In two dimensions the **``"no_check"``** mode reaches **7–12× speedup** over
uncached at grid sizes of 50×50 to 400×400 cells.  The speedup grows with
grid size because the factorisation cost (eliminated by caching) scales as
:math:`O(N^{1.5})` while the cached solve (triangular back-substitution) scales
as :math:`O(N)`.

The **``True``** mode (hash-validated cache reuse) provides a similar trend
but at a lower speedup because it computes and compares a matrix hash on every
call.  For large 2-D grids the hash cost is a small fraction of the total, so
``True`` and ``"no_check"`` converge.  For 1-D problems, where solve times are
short, the hash overhead is comparatively larger.

The timings include all overhead from a ``run()`` call: :meth:`bc_check`,
coordinate setup, warning checks, and the :meth:`_solve_fd` cache-bypass logic.
This is more representative of real coupling-loop performance than timing
:meth:`fd_solve` in isolation.

See :doc:`api` for usage details, including the smart invalidation mechanism
that automatically clears the cache when any matrix-determining input (``te``,
``dx``, boundary conditions, etc.) is reassigned.

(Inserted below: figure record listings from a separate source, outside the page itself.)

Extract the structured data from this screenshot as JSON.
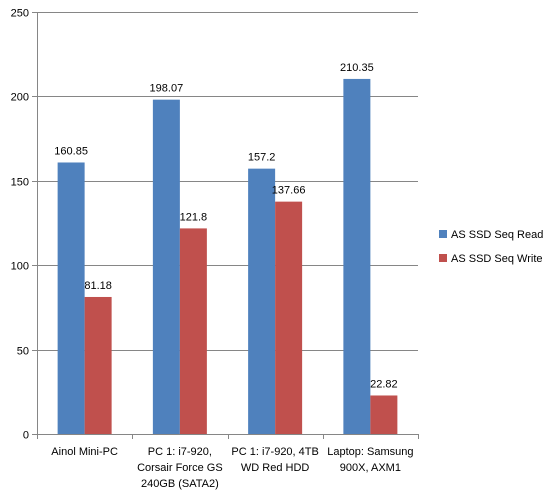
{
  "chart_data": {
    "type": "bar",
    "title": "",
    "xlabel": "",
    "ylabel": "",
    "ylim": [
      0,
      250
    ],
    "yticks": [
      0,
      50,
      100,
      150,
      200,
      250
    ],
    "grid": true,
    "legend_position": "right",
    "categories": [
      [
        "Ainol Mini-PC"
      ],
      [
        "PC 1: i7-920,",
        "Corsair Force GS",
        "240GB (SATA2)"
      ],
      [
        "PC 1: i7-920, 4TB",
        "WD Red HDD"
      ],
      [
        "Laptop: Samsung",
        "900X, AXM1"
      ]
    ],
    "series": [
      {
        "name": "AS SSD Seq Read",
        "color": "#4F81BD",
        "values": [
          160.85,
          198.07,
          157.2,
          210.35
        ],
        "labels": [
          "160.85",
          "198.07",
          "157.2",
          "210.35"
        ]
      },
      {
        "name": "AS SSD Seq Write",
        "color": "#C0504D",
        "values": [
          81.18,
          121.8,
          137.66,
          22.82
        ],
        "labels": [
          "81.18",
          "121.8",
          "137.66",
          "22.82"
        ]
      }
    ]
  }
}
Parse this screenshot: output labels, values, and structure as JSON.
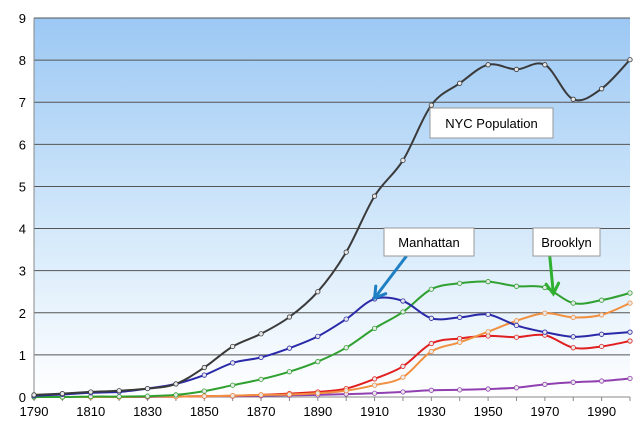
{
  "chart_data": {
    "type": "line",
    "title": "",
    "xlabel": "",
    "ylabel": "",
    "xlim": [
      1790,
      2000
    ],
    "ylim": [
      0,
      9
    ],
    "grid": true,
    "x_ticks": [
      "1790",
      "1810",
      "1830",
      "1850",
      "1870",
      "1890",
      "1910",
      "1930",
      "1950",
      "1970",
      "1990"
    ],
    "y_ticks": [
      "0",
      "1",
      "2",
      "3",
      "4",
      "5",
      "6",
      "7",
      "8",
      "9"
    ],
    "x": [
      1790,
      1800,
      1810,
      1820,
      1830,
      1840,
      1850,
      1860,
      1870,
      1880,
      1890,
      1900,
      1910,
      1920,
      1930,
      1940,
      1950,
      1960,
      1970,
      1980,
      1990,
      2000
    ],
    "series": [
      {
        "name": "NYC Population",
        "color": "#3a3a3a",
        "values": [
          0.05,
          0.08,
          0.12,
          0.15,
          0.2,
          0.31,
          0.7,
          1.2,
          1.5,
          1.9,
          2.5,
          3.44,
          4.77,
          5.62,
          6.93,
          7.45,
          7.89,
          7.78,
          7.89,
          7.07,
          7.32,
          8.01
        ]
      },
      {
        "name": "Manhattan",
        "color": "#2a2aa8",
        "values": [
          0.03,
          0.06,
          0.1,
          0.12,
          0.2,
          0.31,
          0.52,
          0.81,
          0.94,
          1.16,
          1.44,
          1.85,
          2.33,
          2.28,
          1.87,
          1.89,
          1.96,
          1.7,
          1.54,
          1.43,
          1.49,
          1.54
        ]
      },
      {
        "name": "Brooklyn",
        "color": "#30a030",
        "values": [
          0.0,
          0.0,
          0.01,
          0.01,
          0.02,
          0.05,
          0.14,
          0.28,
          0.42,
          0.6,
          0.84,
          1.17,
          1.63,
          2.02,
          2.56,
          2.7,
          2.74,
          2.63,
          2.6,
          2.23,
          2.3,
          2.47
        ]
      },
      {
        "name": "",
        "color": "#f09040",
        "values": [
          0.0,
          0.0,
          0.0,
          0.0,
          0.01,
          0.01,
          0.02,
          0.03,
          0.05,
          0.06,
          0.09,
          0.15,
          0.28,
          0.47,
          1.08,
          1.3,
          1.55,
          1.81,
          1.99,
          1.89,
          1.95,
          2.23
        ]
      },
      {
        "name": "",
        "color": "#e02020",
        "values": [
          0.0,
          0.0,
          0.0,
          0.0,
          0.01,
          0.01,
          0.02,
          0.03,
          0.05,
          0.08,
          0.12,
          0.2,
          0.43,
          0.73,
          1.27,
          1.39,
          1.45,
          1.42,
          1.47,
          1.17,
          1.2,
          1.33
        ]
      },
      {
        "name": "",
        "color": "#9040b0",
        "values": [
          0.0,
          0.0,
          0.0,
          0.0,
          0.0,
          0.01,
          0.02,
          0.02,
          0.03,
          0.04,
          0.05,
          0.07,
          0.09,
          0.12,
          0.16,
          0.17,
          0.19,
          0.22,
          0.3,
          0.35,
          0.38,
          0.44
        ]
      }
    ],
    "annotations": [
      {
        "label": "NYC Population",
        "series": "NYC Population",
        "arrow": false
      },
      {
        "label": "Manhattan",
        "series": "Manhattan",
        "arrow": true,
        "color": "#1f7fc4",
        "target_x": 1910,
        "target_y": 2.35
      },
      {
        "label": "Brooklyn",
        "series": "Brooklyn",
        "arrow": true,
        "color": "#30b030",
        "target_x": 1973,
        "target_y": 2.45
      }
    ]
  }
}
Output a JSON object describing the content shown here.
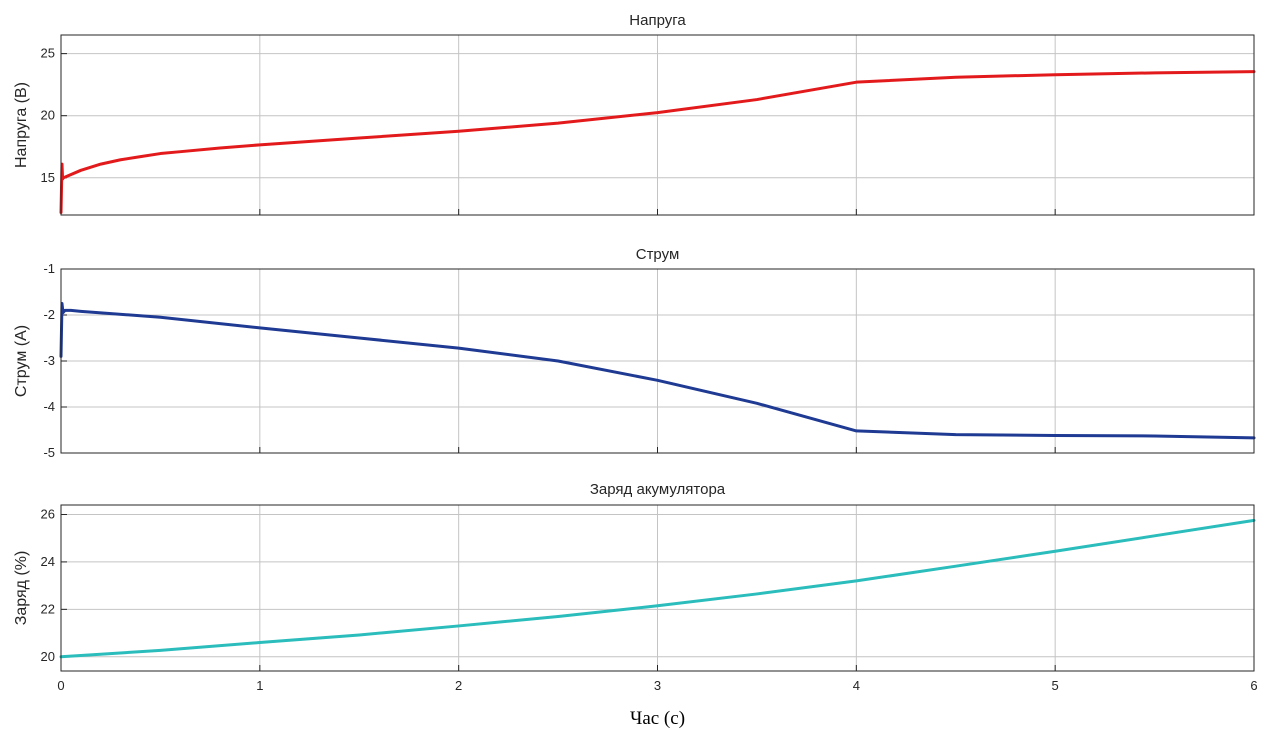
{
  "xlabel": "Час (с)",
  "x_ticks": [
    "0",
    "1",
    "2",
    "3",
    "4",
    "5",
    "6"
  ],
  "chart_data": [
    {
      "type": "line",
      "title": "Напруга",
      "ylabel": "Напруга (В)",
      "xlim": [
        0,
        6
      ],
      "ylim": [
        12,
        26.5
      ],
      "y_ticks": [
        "15",
        "20",
        "25"
      ],
      "grid": true,
      "color": "#e31a1c",
      "series": [
        {
          "x": [
            0,
            0.005,
            0.008,
            0.012,
            0.02,
            0.1,
            0.2,
            0.3,
            0.4,
            0.5,
            0.6,
            0.8,
            1.0,
            1.5,
            2.0,
            2.5,
            3.0,
            3.5,
            4.0,
            4.5,
            5.0,
            5.5,
            6.0
          ],
          "y": [
            12.2,
            16.1,
            14.9,
            15.0,
            15.05,
            15.6,
            16.1,
            16.45,
            16.7,
            16.95,
            17.1,
            17.4,
            17.65,
            18.2,
            18.75,
            19.4,
            20.25,
            21.3,
            22.7,
            23.1,
            23.3,
            23.45,
            23.55
          ]
        }
      ]
    },
    {
      "type": "line",
      "title": "Струм",
      "ylabel": "Струм (А)",
      "xlim": [
        0,
        6
      ],
      "ylim": [
        -5,
        -1
      ],
      "y_ticks": [
        "-1",
        "-2",
        "-3",
        "-4",
        "-5"
      ],
      "grid": true,
      "color": "#1f3a93",
      "series": [
        {
          "x": [
            0,
            0.005,
            0.01,
            0.02,
            0.05,
            0.1,
            0.5,
            1.0,
            1.5,
            2.0,
            2.5,
            3.0,
            3.5,
            4.0,
            4.5,
            5.0,
            5.5,
            6.0
          ],
          "y": [
            -2.9,
            -1.75,
            -1.95,
            -1.9,
            -1.9,
            -1.92,
            -2.05,
            -2.28,
            -2.5,
            -2.72,
            -3.0,
            -3.42,
            -3.92,
            -4.52,
            -4.6,
            -4.62,
            -4.63,
            -4.67
          ]
        }
      ]
    },
    {
      "type": "line",
      "title": "Заряд акумулятора",
      "ylabel": "Заряд (%)",
      "xlim": [
        0,
        6
      ],
      "ylim": [
        19.4,
        26.4
      ],
      "y_ticks": [
        "20",
        "22",
        "24",
        "26"
      ],
      "grid": true,
      "color": "#2bbcbc",
      "series": [
        {
          "x": [
            0,
            0.5,
            1.0,
            1.5,
            2.0,
            2.5,
            3.0,
            3.5,
            4.0,
            4.5,
            5.0,
            5.5,
            6.0
          ],
          "y": [
            20.0,
            20.27,
            20.6,
            20.92,
            21.3,
            21.7,
            22.15,
            22.65,
            23.2,
            23.82,
            24.45,
            25.1,
            25.75
          ]
        }
      ]
    }
  ]
}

Cost of changing :math:`T_e`
-----------------------------

.. figure:: _static/bench_te_sweep.png
   :width: 100%
   :alt: Per-solve cost: load-only vs Te change

   **Per-solve cost when only the load changes (load-only, ``"no_check"``
   mode) versus when the scalar elastic thickness :math:`T_e` changes on
   every call (Te change, any cache mode).**

Reassigning :math:`T_e` triggers smart cache invalidation: the coefficient
matrix is cleared and the LU factorisation is discarded.  The next
:meth:`~gflex.F1D.run` call rebuilds the matrix from scratch and re-factorises.
All three cache modes (``False``, ``True``, ``"no_check"``) pay essentially the
same cost when :math:`T_e` changes, because the rebuild dominates the per-call
budget.

At 200×200 cells the load-only cost is roughly **53 ms** per solve while a
:math:`T_e` change costs roughly **590 ms** per solve — about an **11× penalty**.
At 400×400 cells the load-only cost is roughly **400 ms** per solve while a
:math:`T_e` change costs roughly **5.3 s** — about a **13× penalty**.
The gap widens with grid size because factorisation scales as :math:`O(N^{1.5})`
and the incremental triangular solve scales as :math:`O(N)`.

The practical implication: in a coupling loop where :math:`T_e` is fixed and
only :math:`q_s` varies (e.g., a transient ice-sheet or sediment-loading model),
``cache_factorization = "no_check"`` or ``True`` provides substantial speedup.
In a parameter-sweep or inversion where :math:`T_e` changes on every iteration,
all modes are equivalent and the rebuild cost is unavoidable.